Gilka da Costa de Melo Machado (Rio de Janeiro, 1893/1980)



“Sonhei em ser útil à humanidade.
Não consegui, mas fiz versos.
Estou convicta de que a poesia é
tão indispensável à existência
como a água, o ar, a luz, a
crença, o pão e o amor."

*************

“O mundo necessita de poesia.
Cantemos, poetas, para a humanidade;
que nossa voz suba aos aranhas-céus,
e desça aos subterrâneos.”



Gilka da Costa de Melo Machado nasceu no Rio de Janeiro (RJ) no dia 12 de março de 1893. Casou-se com o poeta Rodolfo de Melo Machado em 1910. Teve dois filhos: Helio e Eros.

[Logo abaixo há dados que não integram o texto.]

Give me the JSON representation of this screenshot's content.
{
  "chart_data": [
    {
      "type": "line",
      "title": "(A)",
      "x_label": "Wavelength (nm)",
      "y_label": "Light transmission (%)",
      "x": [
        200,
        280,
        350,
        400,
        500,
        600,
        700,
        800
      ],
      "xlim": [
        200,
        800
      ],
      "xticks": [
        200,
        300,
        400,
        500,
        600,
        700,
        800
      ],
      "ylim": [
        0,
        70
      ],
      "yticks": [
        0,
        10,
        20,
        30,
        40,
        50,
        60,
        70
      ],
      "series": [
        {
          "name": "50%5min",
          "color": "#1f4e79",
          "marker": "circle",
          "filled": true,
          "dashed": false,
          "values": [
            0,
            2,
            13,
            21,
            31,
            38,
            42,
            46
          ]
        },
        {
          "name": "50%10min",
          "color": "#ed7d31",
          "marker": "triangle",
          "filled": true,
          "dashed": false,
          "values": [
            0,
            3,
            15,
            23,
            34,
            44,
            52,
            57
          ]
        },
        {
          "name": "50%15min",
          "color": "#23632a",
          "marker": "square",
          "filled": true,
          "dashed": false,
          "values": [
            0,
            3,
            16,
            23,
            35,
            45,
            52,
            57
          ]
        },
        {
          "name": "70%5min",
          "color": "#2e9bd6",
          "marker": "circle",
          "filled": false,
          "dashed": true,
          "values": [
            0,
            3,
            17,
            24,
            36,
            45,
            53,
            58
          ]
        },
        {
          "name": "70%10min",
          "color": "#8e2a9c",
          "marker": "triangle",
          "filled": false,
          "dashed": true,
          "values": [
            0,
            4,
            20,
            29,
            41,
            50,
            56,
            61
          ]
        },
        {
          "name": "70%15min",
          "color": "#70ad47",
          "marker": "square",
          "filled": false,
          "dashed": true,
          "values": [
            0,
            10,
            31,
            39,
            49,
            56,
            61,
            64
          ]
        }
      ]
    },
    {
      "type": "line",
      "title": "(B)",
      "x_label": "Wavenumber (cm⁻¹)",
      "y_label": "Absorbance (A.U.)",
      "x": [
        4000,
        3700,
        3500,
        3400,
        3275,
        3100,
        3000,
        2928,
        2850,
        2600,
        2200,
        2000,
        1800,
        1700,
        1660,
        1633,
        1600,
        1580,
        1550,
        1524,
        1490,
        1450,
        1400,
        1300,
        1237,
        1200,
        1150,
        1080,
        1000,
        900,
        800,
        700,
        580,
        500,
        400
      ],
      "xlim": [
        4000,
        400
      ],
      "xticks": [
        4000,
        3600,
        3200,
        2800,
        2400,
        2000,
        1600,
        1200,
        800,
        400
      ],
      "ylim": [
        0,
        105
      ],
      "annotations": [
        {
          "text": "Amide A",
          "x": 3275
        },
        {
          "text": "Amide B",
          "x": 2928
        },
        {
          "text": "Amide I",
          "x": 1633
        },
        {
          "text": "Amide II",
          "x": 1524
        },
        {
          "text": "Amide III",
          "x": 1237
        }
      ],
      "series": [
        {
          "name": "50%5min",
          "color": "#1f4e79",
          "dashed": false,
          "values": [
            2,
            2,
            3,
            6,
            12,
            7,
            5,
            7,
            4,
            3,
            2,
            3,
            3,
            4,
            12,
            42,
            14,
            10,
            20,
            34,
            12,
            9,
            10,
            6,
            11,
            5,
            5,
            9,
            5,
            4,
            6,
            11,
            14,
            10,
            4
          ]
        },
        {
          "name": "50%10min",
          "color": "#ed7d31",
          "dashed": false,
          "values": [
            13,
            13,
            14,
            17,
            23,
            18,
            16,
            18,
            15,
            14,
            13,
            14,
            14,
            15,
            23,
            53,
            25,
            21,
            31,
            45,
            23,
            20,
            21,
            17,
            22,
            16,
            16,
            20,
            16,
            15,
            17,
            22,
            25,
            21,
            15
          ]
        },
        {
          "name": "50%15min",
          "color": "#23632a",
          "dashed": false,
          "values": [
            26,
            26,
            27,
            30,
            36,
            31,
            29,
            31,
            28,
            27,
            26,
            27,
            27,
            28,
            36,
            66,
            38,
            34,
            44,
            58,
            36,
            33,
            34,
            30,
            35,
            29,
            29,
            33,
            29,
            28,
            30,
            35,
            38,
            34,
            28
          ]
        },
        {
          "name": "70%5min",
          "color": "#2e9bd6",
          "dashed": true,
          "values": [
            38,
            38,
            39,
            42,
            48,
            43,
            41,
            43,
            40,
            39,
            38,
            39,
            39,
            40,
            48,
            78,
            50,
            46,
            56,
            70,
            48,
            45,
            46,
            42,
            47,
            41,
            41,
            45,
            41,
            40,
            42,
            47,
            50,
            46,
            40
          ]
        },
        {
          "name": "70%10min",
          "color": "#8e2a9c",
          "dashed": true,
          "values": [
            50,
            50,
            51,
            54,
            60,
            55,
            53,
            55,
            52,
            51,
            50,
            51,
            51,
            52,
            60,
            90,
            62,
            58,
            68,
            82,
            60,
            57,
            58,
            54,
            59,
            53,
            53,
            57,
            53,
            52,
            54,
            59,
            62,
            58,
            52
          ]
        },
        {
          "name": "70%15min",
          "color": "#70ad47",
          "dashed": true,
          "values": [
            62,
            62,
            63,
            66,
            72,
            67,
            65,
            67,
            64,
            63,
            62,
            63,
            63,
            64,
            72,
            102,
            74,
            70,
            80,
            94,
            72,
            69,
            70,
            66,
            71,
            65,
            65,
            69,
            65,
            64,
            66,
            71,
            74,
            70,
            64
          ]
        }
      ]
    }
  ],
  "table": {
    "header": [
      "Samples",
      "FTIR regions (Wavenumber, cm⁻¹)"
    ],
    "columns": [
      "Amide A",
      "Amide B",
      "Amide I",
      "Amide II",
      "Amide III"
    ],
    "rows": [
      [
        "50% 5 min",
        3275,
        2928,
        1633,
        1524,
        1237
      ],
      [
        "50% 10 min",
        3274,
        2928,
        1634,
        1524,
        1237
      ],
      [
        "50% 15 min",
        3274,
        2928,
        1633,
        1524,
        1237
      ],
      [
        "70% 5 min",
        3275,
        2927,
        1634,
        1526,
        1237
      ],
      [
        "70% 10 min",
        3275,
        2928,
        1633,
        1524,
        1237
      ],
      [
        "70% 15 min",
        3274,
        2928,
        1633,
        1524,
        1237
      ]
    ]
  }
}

O marido, Rodolfo, faleceu em 1923. Seu primeiro livro de poesia, “Cristais Partidos”, foi publicado em 1915. Em 1916 foi publicada sua conferência “A Revelação dos Perfumes", no Rio de Janeiro. Em 1917 publicou “Estados de Alma” e, em seguida, no ano de 1918, “Poesias, 1915/1917”, “Mulher Nua”, em 1922, “O Grande Amor”, “Meu Glorioso Pecado”, em 1928, e “Carne e Alma”, em 1931. Em 1932, foi publicada em Cochabamba, Bolívia, a antologia “Sonetos y Poemas de Gilka Machado”, com prefácio Antonio Capdeville. No ano seguinte, a escritora foi eleita "a maior poetisa do Brasil", por concurso da revista "O Malho", do Rio de Janeiro. “Sublimação” foi publicada em 1938, “Meu Rosto” em 1947, “Velha Poesia” em 1968 e suas “Poesias Completas” editadas em 1978. Em 1979, foi agraciada com o prêmio Machado de Assis pela Academia Brasileira de Letras. Nesse mesmo ano a Assembléia Legislativa do Estado do Rio de Janeiro prestou homenagem à mulher brasileira na pessoa da poeta. Escreveu versos, sendo simbolista, considerados escandalosos no começo do século XX, por seu marcante erotismo. Faleceu no Rio de Janeiro (RJ), no dia 11 de dezembro de 1980.